Pastores de ovelhas x administradores de empresas


Paulo Cezar Lima
Meu objetivo com esse tema não é o de criar um debate, mas quero fazer algumas observações quando ao que está acontecendo em nosso Brasil. Principalmente quando se trata do rebanho do Senhor e daqueles que foram chamados para cuidar das ovelhas do mestre.

Alguns dias atrás, visitando algumas comunidades do orkut deparei-me com a comunidade do pastor Ciro Sanches, um sábio escritor que vem se destacando em blog pelo seu desempenho como ministro do evangelho e escritor. Nesse blog um visitante comentou algo sobre pastores leigos, que sem o conhecimento necessário estão por esse nosso Brasil pastoreando muitas igrejas, alguns até, eu entendo, que se fazem necessários devido a regiões sem escolas, porém outros usam o título de pastor devido a divisões eclesiásticas, alguns se auto-consagram e por uma interpretação errônea das escrituras propagam ensinamentos que hermeneuticamente fogem das verdades bíblicas.

Porém o que desejo tratar aqui não é isso, mas de um assunto que se tem alarmado nesses últimos dias, onde muitos líderes estão consagrando seus membros a pastores, mesmo sem terem nenhuma chamada ou quando têm, é para outro ofício.Pessoas que têm um diploma de teologia, porque têm um ótimo relacionamento social e eclesiástico já estão sendo consagradas, não por chamada, mas por posições social e acadêmica.

Concordo plenamente que uma pessoa que freqüentou um seminário por três ou quatro anos tem capacidade para exercer cargos em uma igreja, até porque estudou para isso, porém para ser um Pastor é necessário uma chamada divina e não um canudo acadêmico.

Nossas igrejas hoje estão mais sofisticadas, temos ótimos professores de escola dominical que estão muito bem preparados para ensinar; temos pessoas na igreja com ótima capacidade de comunicarem-se que se apresentam impecáveis, com seus ternos belos e caros , com voz bem modulada, movimentos ensaiados, ótimos comunicadores que usam com perfeição o rádio e a televisão.
Tudo isso é muito bom, e necessário para a igreja do século XXI, porém ainda falta alguma coisa.

Nossos púlpitos não precisam somente de intelectuais, mas de Pastores que amem as ovelhas, que se importem com elas, que se preocupem em alimentá-las com a genuína palavra de Deus, que façam visitas não somente aos empresários ou aqueles que dão um dízimo alto, mas também ao mais pobre que muitas das vezes não tem oferta para dar, mas que nas madrugadas está lá no seu quartinho de joelhos humildemente orando pelo seu pastor e sua família.

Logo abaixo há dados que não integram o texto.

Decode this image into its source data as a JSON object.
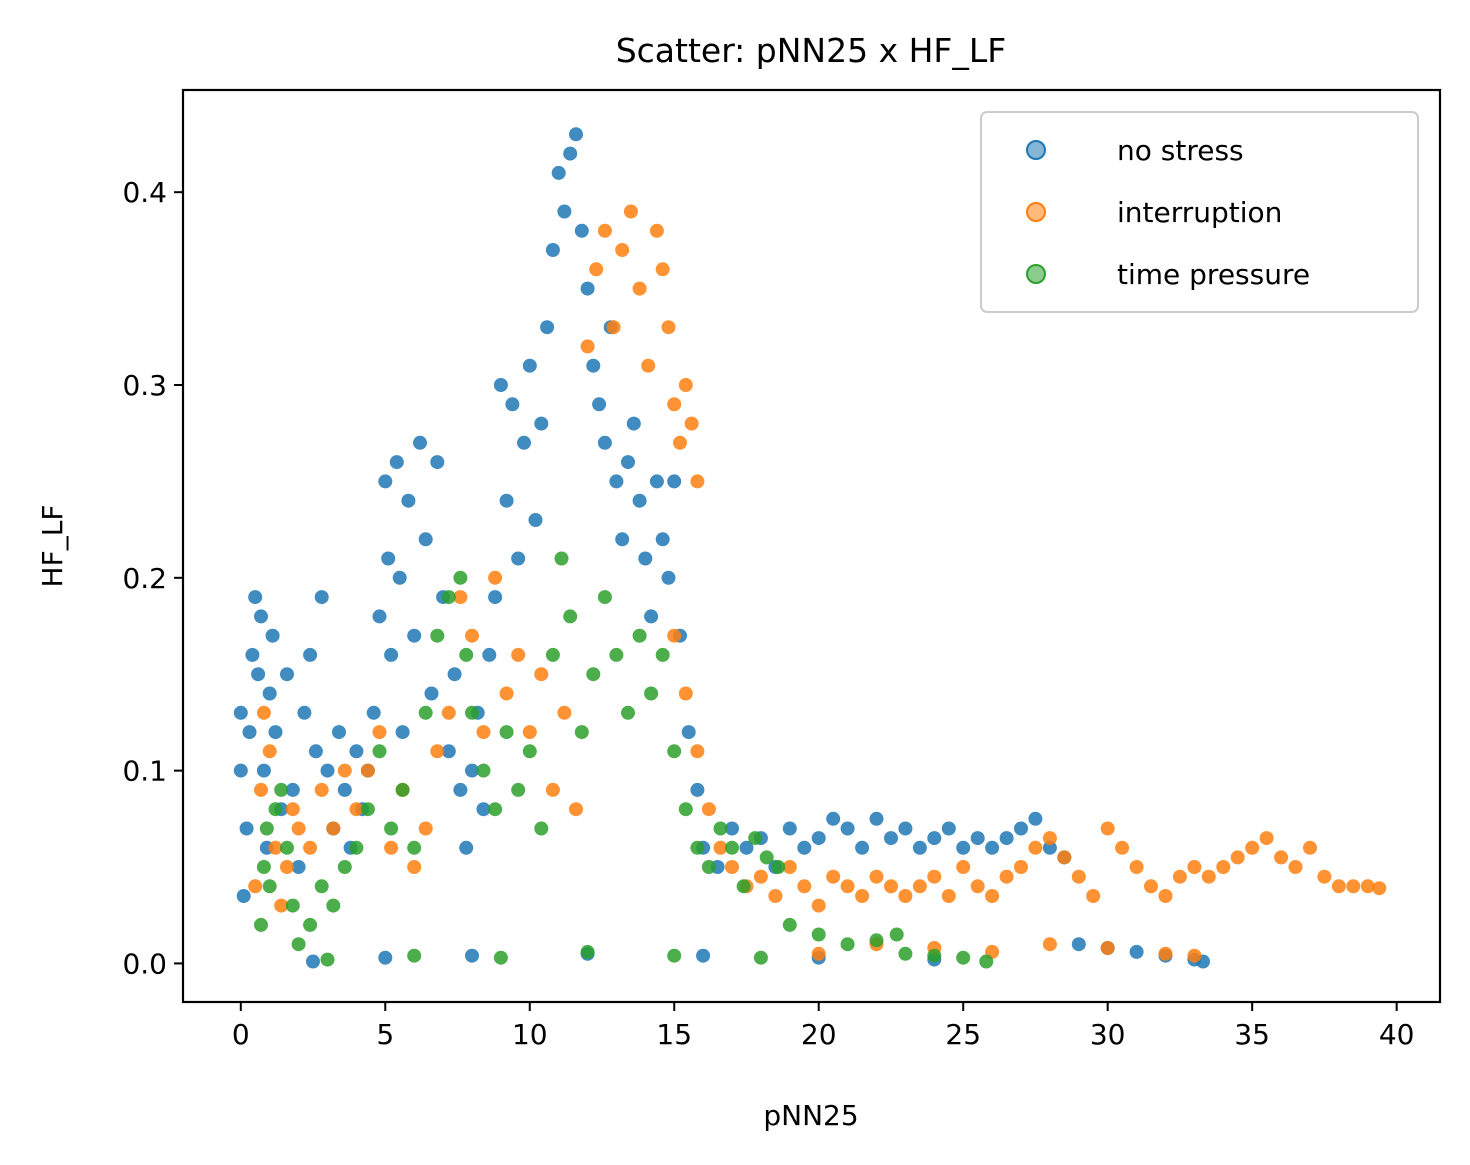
{
  "chart_data": {
    "type": "scatter",
    "title": "Scatter: pNN25 x HF_LF",
    "xlabel": "pNN25",
    "ylabel": "HF_LF",
    "xlim": [
      -2,
      41.5
    ],
    "ylim": [
      -0.02,
      0.453
    ],
    "x_ticks": [
      {
        "value": 0,
        "label": "0"
      },
      {
        "value": 5,
        "label": "5"
      },
      {
        "value": 10,
        "label": "10"
      },
      {
        "value": 15,
        "label": "15"
      },
      {
        "value": 20,
        "label": "20"
      },
      {
        "value": 25,
        "label": "25"
      },
      {
        "value": 30,
        "label": "30"
      },
      {
        "value": 35,
        "label": "35"
      },
      {
        "value": 40,
        "label": "40"
      }
    ],
    "y_ticks": [
      {
        "value": 0.0,
        "label": "0.0"
      },
      {
        "value": 0.1,
        "label": "0.1"
      },
      {
        "value": 0.2,
        "label": "0.2"
      },
      {
        "value": 0.3,
        "label": "0.3"
      },
      {
        "value": 0.4,
        "label": "0.4"
      }
    ],
    "grid": false,
    "legend_position": "top-right",
    "series": [
      {
        "name": "no stress",
        "color": "#1f77b4",
        "points": [
          [
            0.0,
            0.1
          ],
          [
            0.0,
            0.13
          ],
          [
            0.1,
            0.035
          ],
          [
            0.2,
            0.07
          ],
          [
            0.3,
            0.12
          ],
          [
            0.4,
            0.16
          ],
          [
            0.5,
            0.19
          ],
          [
            0.6,
            0.15
          ],
          [
            0.7,
            0.18
          ],
          [
            0.8,
            0.1
          ],
          [
            0.9,
            0.06
          ],
          [
            1.0,
            0.14
          ],
          [
            1.1,
            0.17
          ],
          [
            1.2,
            0.12
          ],
          [
            1.4,
            0.08
          ],
          [
            1.6,
            0.15
          ],
          [
            1.8,
            0.09
          ],
          [
            2.0,
            0.05
          ],
          [
            2.2,
            0.13
          ],
          [
            2.4,
            0.16
          ],
          [
            2.6,
            0.11
          ],
          [
            2.8,
            0.19
          ],
          [
            3.0,
            0.1
          ],
          [
            3.2,
            0.07
          ],
          [
            3.4,
            0.12
          ],
          [
            3.6,
            0.09
          ],
          [
            3.8,
            0.06
          ],
          [
            4.0,
            0.11
          ],
          [
            4.2,
            0.08
          ],
          [
            4.4,
            0.1
          ],
          [
            4.6,
            0.13
          ],
          [
            4.8,
            0.18
          ],
          [
            5.0,
            0.25
          ],
          [
            5.1,
            0.21
          ],
          [
            5.2,
            0.16
          ],
          [
            5.4,
            0.26
          ],
          [
            5.5,
            0.2
          ],
          [
            5.6,
            0.12
          ],
          [
            5.8,
            0.24
          ],
          [
            6.0,
            0.17
          ],
          [
            6.2,
            0.27
          ],
          [
            6.4,
            0.22
          ],
          [
            6.6,
            0.14
          ],
          [
            6.8,
            0.26
          ],
          [
            7.0,
            0.19
          ],
          [
            7.2,
            0.11
          ],
          [
            7.4,
            0.15
          ],
          [
            7.6,
            0.09
          ],
          [
            7.8,
            0.06
          ],
          [
            8.0,
            0.1
          ],
          [
            8.2,
            0.13
          ],
          [
            8.4,
            0.08
          ],
          [
            8.6,
            0.16
          ],
          [
            8.8,
            0.19
          ],
          [
            9.0,
            0.3
          ],
          [
            9.2,
            0.24
          ],
          [
            9.4,
            0.29
          ],
          [
            9.6,
            0.21
          ],
          [
            9.8,
            0.27
          ],
          [
            10.0,
            0.31
          ],
          [
            10.2,
            0.23
          ],
          [
            10.4,
            0.28
          ],
          [
            10.6,
            0.33
          ],
          [
            10.8,
            0.37
          ],
          [
            11.0,
            0.41
          ],
          [
            11.2,
            0.39
          ],
          [
            11.4,
            0.42
          ],
          [
            11.6,
            0.43
          ],
          [
            11.8,
            0.38
          ],
          [
            12.0,
            0.35
          ],
          [
            12.2,
            0.31
          ],
          [
            12.4,
            0.29
          ],
          [
            12.6,
            0.27
          ],
          [
            12.8,
            0.33
          ],
          [
            13.0,
            0.25
          ],
          [
            13.2,
            0.22
          ],
          [
            13.4,
            0.26
          ],
          [
            13.6,
            0.28
          ],
          [
            13.8,
            0.24
          ],
          [
            14.0,
            0.21
          ],
          [
            14.2,
            0.18
          ],
          [
            14.4,
            0.25
          ],
          [
            14.6,
            0.22
          ],
          [
            14.8,
            0.2
          ],
          [
            15.0,
            0.25
          ],
          [
            15.2,
            0.17
          ],
          [
            15.5,
            0.12
          ],
          [
            15.8,
            0.09
          ],
          [
            16.0,
            0.06
          ],
          [
            16.5,
            0.05
          ],
          [
            17.0,
            0.07
          ],
          [
            17.5,
            0.06
          ],
          [
            18.0,
            0.065
          ],
          [
            18.5,
            0.05
          ],
          [
            19.0,
            0.07
          ],
          [
            19.5,
            0.06
          ],
          [
            20.0,
            0.065
          ],
          [
            20.5,
            0.075
          ],
          [
            21.0,
            0.07
          ],
          [
            21.5,
            0.06
          ],
          [
            22.0,
            0.075
          ],
          [
            22.5,
            0.065
          ],
          [
            23.0,
            0.07
          ],
          [
            23.5,
            0.06
          ],
          [
            24.0,
            0.065
          ],
          [
            24.5,
            0.07
          ],
          [
            25.0,
            0.06
          ],
          [
            25.5,
            0.065
          ],
          [
            26.0,
            0.06
          ],
          [
            26.5,
            0.065
          ],
          [
            27.0,
            0.07
          ],
          [
            27.5,
            0.075
          ],
          [
            28.0,
            0.06
          ],
          [
            28.5,
            0.055
          ],
          [
            29.0,
            0.01
          ],
          [
            30.0,
            0.008
          ],
          [
            31.0,
            0.006
          ],
          [
            32.0,
            0.004
          ],
          [
            33.0,
            0.002
          ],
          [
            33.3,
            0.001
          ],
          [
            2.5,
            0.001
          ],
          [
            5.0,
            0.003
          ],
          [
            8.0,
            0.004
          ],
          [
            12.0,
            0.005
          ],
          [
            16.0,
            0.004
          ],
          [
            20.0,
            0.003
          ],
          [
            24.0,
            0.002
          ]
        ]
      },
      {
        "name": "interruption",
        "color": "#ff7f0e",
        "points": [
          [
            0.5,
            0.04
          ],
          [
            0.7,
            0.09
          ],
          [
            0.8,
            0.13
          ],
          [
            1.0,
            0.11
          ],
          [
            1.2,
            0.06
          ],
          [
            1.4,
            0.03
          ],
          [
            1.6,
            0.05
          ],
          [
            1.8,
            0.08
          ],
          [
            2.0,
            0.07
          ],
          [
            2.4,
            0.06
          ],
          [
            2.8,
            0.09
          ],
          [
            3.2,
            0.07
          ],
          [
            3.6,
            0.1
          ],
          [
            4.0,
            0.08
          ],
          [
            4.4,
            0.1
          ],
          [
            4.8,
            0.12
          ],
          [
            5.2,
            0.06
          ],
          [
            5.6,
            0.09
          ],
          [
            6.0,
            0.05
          ],
          [
            6.4,
            0.07
          ],
          [
            6.8,
            0.11
          ],
          [
            7.2,
            0.13
          ],
          [
            7.6,
            0.19
          ],
          [
            8.0,
            0.17
          ],
          [
            8.4,
            0.12
          ],
          [
            8.8,
            0.2
          ],
          [
            9.2,
            0.14
          ],
          [
            9.6,
            0.16
          ],
          [
            10.0,
            0.12
          ],
          [
            10.4,
            0.15
          ],
          [
            10.8,
            0.09
          ],
          [
            11.2,
            0.13
          ],
          [
            11.6,
            0.08
          ],
          [
            12.0,
            0.32
          ],
          [
            12.3,
            0.36
          ],
          [
            12.6,
            0.38
          ],
          [
            12.9,
            0.33
          ],
          [
            13.2,
            0.37
          ],
          [
            13.5,
            0.39
          ],
          [
            13.8,
            0.35
          ],
          [
            14.1,
            0.31
          ],
          [
            14.4,
            0.38
          ],
          [
            14.6,
            0.36
          ],
          [
            14.8,
            0.33
          ],
          [
            15.0,
            0.29
          ],
          [
            15.2,
            0.27
          ],
          [
            15.4,
            0.3
          ],
          [
            15.6,
            0.28
          ],
          [
            15.8,
            0.25
          ],
          [
            15.0,
            0.17
          ],
          [
            15.4,
            0.14
          ],
          [
            15.8,
            0.11
          ],
          [
            16.2,
            0.08
          ],
          [
            16.6,
            0.06
          ],
          [
            17.0,
            0.05
          ],
          [
            17.5,
            0.04
          ],
          [
            18.0,
            0.045
          ],
          [
            18.5,
            0.035
          ],
          [
            19.0,
            0.05
          ],
          [
            19.5,
            0.04
          ],
          [
            20.0,
            0.03
          ],
          [
            20.5,
            0.045
          ],
          [
            21.0,
            0.04
          ],
          [
            21.5,
            0.035
          ],
          [
            22.0,
            0.045
          ],
          [
            22.5,
            0.04
          ],
          [
            23.0,
            0.035
          ],
          [
            23.5,
            0.04
          ],
          [
            24.0,
            0.045
          ],
          [
            24.5,
            0.035
          ],
          [
            25.0,
            0.05
          ],
          [
            25.5,
            0.04
          ],
          [
            26.0,
            0.035
          ],
          [
            26.5,
            0.045
          ],
          [
            27.0,
            0.05
          ],
          [
            27.5,
            0.06
          ],
          [
            28.0,
            0.065
          ],
          [
            28.5,
            0.055
          ],
          [
            29.0,
            0.045
          ],
          [
            29.5,
            0.035
          ],
          [
            30.0,
            0.07
          ],
          [
            30.5,
            0.06
          ],
          [
            31.0,
            0.05
          ],
          [
            31.5,
            0.04
          ],
          [
            32.0,
            0.035
          ],
          [
            32.5,
            0.045
          ],
          [
            33.0,
            0.05
          ],
          [
            33.5,
            0.045
          ],
          [
            34.0,
            0.05
          ],
          [
            34.5,
            0.055
          ],
          [
            35.0,
            0.06
          ],
          [
            35.5,
            0.065
          ],
          [
            36.0,
            0.055
          ],
          [
            36.5,
            0.05
          ],
          [
            37.0,
            0.06
          ],
          [
            37.5,
            0.045
          ],
          [
            38.0,
            0.04
          ],
          [
            38.5,
            0.04
          ],
          [
            39.0,
            0.04
          ],
          [
            39.4,
            0.039
          ],
          [
            20.0,
            0.005
          ],
          [
            22.0,
            0.01
          ],
          [
            24.0,
            0.008
          ],
          [
            26.0,
            0.006
          ],
          [
            28.0,
            0.01
          ],
          [
            30.0,
            0.008
          ],
          [
            32.0,
            0.005
          ],
          [
            33.0,
            0.004
          ]
        ]
      },
      {
        "name": "time pressure",
        "color": "#2ca02c",
        "points": [
          [
            0.7,
            0.02
          ],
          [
            0.8,
            0.05
          ],
          [
            0.9,
            0.07
          ],
          [
            1.0,
            0.04
          ],
          [
            1.2,
            0.08
          ],
          [
            1.4,
            0.09
          ],
          [
            1.6,
            0.06
          ],
          [
            1.8,
            0.03
          ],
          [
            2.0,
            0.01
          ],
          [
            2.4,
            0.02
          ],
          [
            2.8,
            0.04
          ],
          [
            3.2,
            0.03
          ],
          [
            3.6,
            0.05
          ],
          [
            4.0,
            0.06
          ],
          [
            4.4,
            0.08
          ],
          [
            4.8,
            0.11
          ],
          [
            5.2,
            0.07
          ],
          [
            5.6,
            0.09
          ],
          [
            6.0,
            0.06
          ],
          [
            6.4,
            0.13
          ],
          [
            6.8,
            0.17
          ],
          [
            7.2,
            0.19
          ],
          [
            7.6,
            0.2
          ],
          [
            7.8,
            0.16
          ],
          [
            8.0,
            0.13
          ],
          [
            8.4,
            0.1
          ],
          [
            8.8,
            0.08
          ],
          [
            9.2,
            0.12
          ],
          [
            9.6,
            0.09
          ],
          [
            10.0,
            0.11
          ],
          [
            10.4,
            0.07
          ],
          [
            10.8,
            0.16
          ],
          [
            11.1,
            0.21
          ],
          [
            11.4,
            0.18
          ],
          [
            11.8,
            0.12
          ],
          [
            12.2,
            0.15
          ],
          [
            12.6,
            0.19
          ],
          [
            13.0,
            0.16
          ],
          [
            13.4,
            0.13
          ],
          [
            13.8,
            0.17
          ],
          [
            14.2,
            0.14
          ],
          [
            14.6,
            0.16
          ],
          [
            15.0,
            0.11
          ],
          [
            15.4,
            0.08
          ],
          [
            15.8,
            0.06
          ],
          [
            16.2,
            0.05
          ],
          [
            16.6,
            0.07
          ],
          [
            17.0,
            0.06
          ],
          [
            17.4,
            0.04
          ],
          [
            17.8,
            0.065
          ],
          [
            18.2,
            0.055
          ],
          [
            18.6,
            0.05
          ],
          [
            19.0,
            0.02
          ],
          [
            20.0,
            0.015
          ],
          [
            21.0,
            0.01
          ],
          [
            22.0,
            0.012
          ],
          [
            22.7,
            0.015
          ],
          [
            23.0,
            0.005
          ],
          [
            24.0,
            0.004
          ],
          [
            25.0,
            0.003
          ],
          [
            25.8,
            0.001
          ],
          [
            3.0,
            0.002
          ],
          [
            6.0,
            0.004
          ],
          [
            9.0,
            0.003
          ],
          [
            12.0,
            0.006
          ],
          [
            15.0,
            0.004
          ],
          [
            18.0,
            0.003
          ]
        ]
      }
    ]
  }
}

O grito das ovelhas é por Pastores, mas a liderança que temos hoje, ou melhor, o modelo de líderes que temos buscado, não está satisfazendo os anseios das almas das ovelhas de Jesus Cristo. Temos tecnologia, bom administradores, bons professores, excelentes gerentes que tocam a igreja, mas muito pouco Pastores.

Nossas igrejas estão se transformando em empresas e nossos pastores em administradores, que quando estão perdendo as almas (clientes), não estão indo atrás e nem fazendo visitas, mas apenas trazendo inovações para atrair os crentes novamente ao seio da igreja, o problema é que esses métodos (promoções) são falsificados ou importados dos EUA.

Isso quando não se fazem grandes congressos com nomes de pessoas que entraram para o evangelho, porém o evangelho ainda não penetrou nelas. Pessoas que tiraram a glória que pertence a Cristo e a transferiram para elas, os famosos "gospel stars", que cobram fortunas para pregar e cantar, mas que estão com a vida totalmente torta. Pregadores que convidam as pessoas para aceitarem Jesus, quando são elas que deveriam descer do púlpito para aceitar Jesus de novo.


Muitos “pastores” - se é que os posso chamar assim - sabem da arrogância e da carnalidade que esses "gospel stars" estão vivendo, mas os convida para ocupar púlpitos que deveriam ser usados somente por aqueles que tem uma vida reta com Deus. Não estão interessados na vida espiritual das ovelhas, mas sim na lã que elas oferecem. Enchem igrejas (quantidade), com essas inovações, que irresponsavelmente estão trazendo pensando que elas sejam de Deus, porém com isso estão diminuindo o mover do Espírito Santo (qualidade) que deveria ser o ponto de referência dessas igrejas.Precisamos de Pastores que cuidem de ovelhas e não de "pastores" administradores de empresas.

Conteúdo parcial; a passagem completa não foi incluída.